In the rental market, URA said the overall private residential rental index fell by 0.5 per cent in the fourth quarter of 2025, the first quarterly fall since the second quarter of 2024. For the full year, rents rose 1.9 per cent, reversing a 1.9 per cent decline in 2024.

Ms Christine Sun, chief researcher and strategist of Realion (OrangeTee & ETC) Group, noted that the overall occupancy rate remained healthy at 94 per cent in the fourth quarter of 2025.

“Moving forward, landlords will likely face stiffer competition for tenants as more private homes will be completed this year,” she said.

“They may also face more competition from newer HDB flats as the public housing stock is poised to increase substantially.”

Sales activity eased in the fourth quarter but was higher for the year. Developers sold 2,940 private residential units, excluding executive condominiums, from October to December 2025, down from 3,288 units from July to September. For the whole of 2025, developers sold 10,815 units, the highest level since 2021, up from 6,467 units in 2024.

Huttons Asia chief executive Mark Yip noted that the three best-selling projects by units sold in the last three months of 2025 were Skye at Holland, Zyon Grand and Penrith.

Skye at Holland, a 666-unit project in the core central region, was nearly sold out on the first day of its launch, at a median price of $2,948 per sq foot. Zyon Grand sold 610 out of 706 units in the quarter, and Penrith moved 448 of 462 units.

“Many of the project launches in 2025 were well-located and attractively priced against resale private homes and resale HDB flats in the vicinity, hence they drew buyers. The lower interest rates gave sales a further push,” said Mr Yip.

Developers also launched 2,632 uncompleted private residential units in the fourth quarter, compared with 4,191 units in the third quarter. For the full year, launches rose to 11,482 units, up from 6,647 units in 2024.

Resale transactions eased in the fourth quarter of 2025 to 3,529 units, from 3,881 units in the third quarter, accounting for 52.7 per cent of all sales.

In the same period, sub-sales dipped slightly to 230 units from 235 units, making up 3.4 per cent of total transactions. A sub-sale occurs when a condominium unit bought directly from a developer is sold to another buyer before the project is completed.

For the full year, there were 14,622 resale transactions and 1,055 sub-sale transactions. These figures are close to 2024’s 14,053 resale transactions and 1,428 sub-sale transactions.
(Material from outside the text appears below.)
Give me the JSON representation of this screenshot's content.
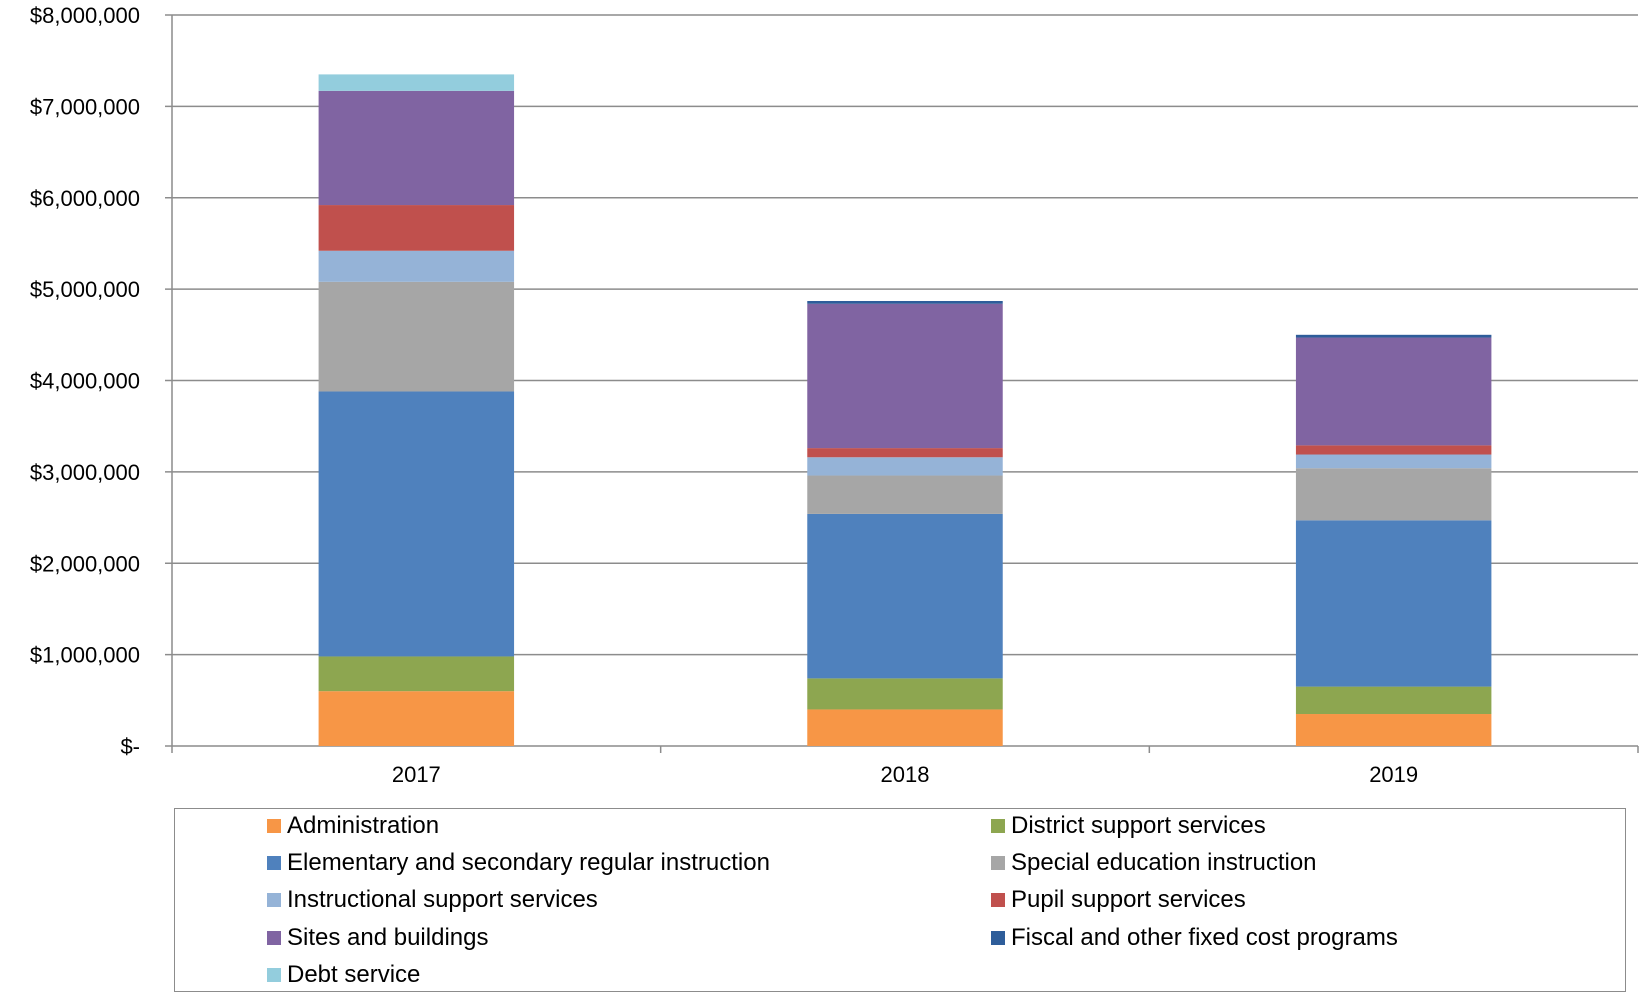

PropNex chief executive Kelvin Fong said: “Falling sub-sales – commonly seen as a proxy for property speculation – may indicate that buying activity is increasingly driven by owner-occupiers and purchasers who take a longer-term view, which will be positive for market stability. Fewer sub-sales could also mean that buyers have stronger financial holding power, or face less financing stress due to high interest rates.”

He added that market stability and sales momentum from 2025 could carry into 2026, supported by lower borrowing costs that are helping to anchor buyer confidence and improve affordability.

As at Jan 23, 2026, the three-month compounded Singapore Overnight Rate Average, which banks use to price home loan packages, stood at around 1.14 per cent, the lowest since July 2022, Mr Fong noted.

Some two-year fixed-rate home loan packages are now being offered at around 1.4 per cent to 1.5 per cent per annum, significantly lower than more than 4 per cent per annum at the end of 2022, easing debt burdens for home buyers, he said.

A total of 2,018 private homes, including executive condos, were completed in the last three months of 2025, bringing total completions in 2025 to 7,996 units.

URA said a significant pipeline of 57,000 private residential units, including executive condos, is expected to be completed in the next few years.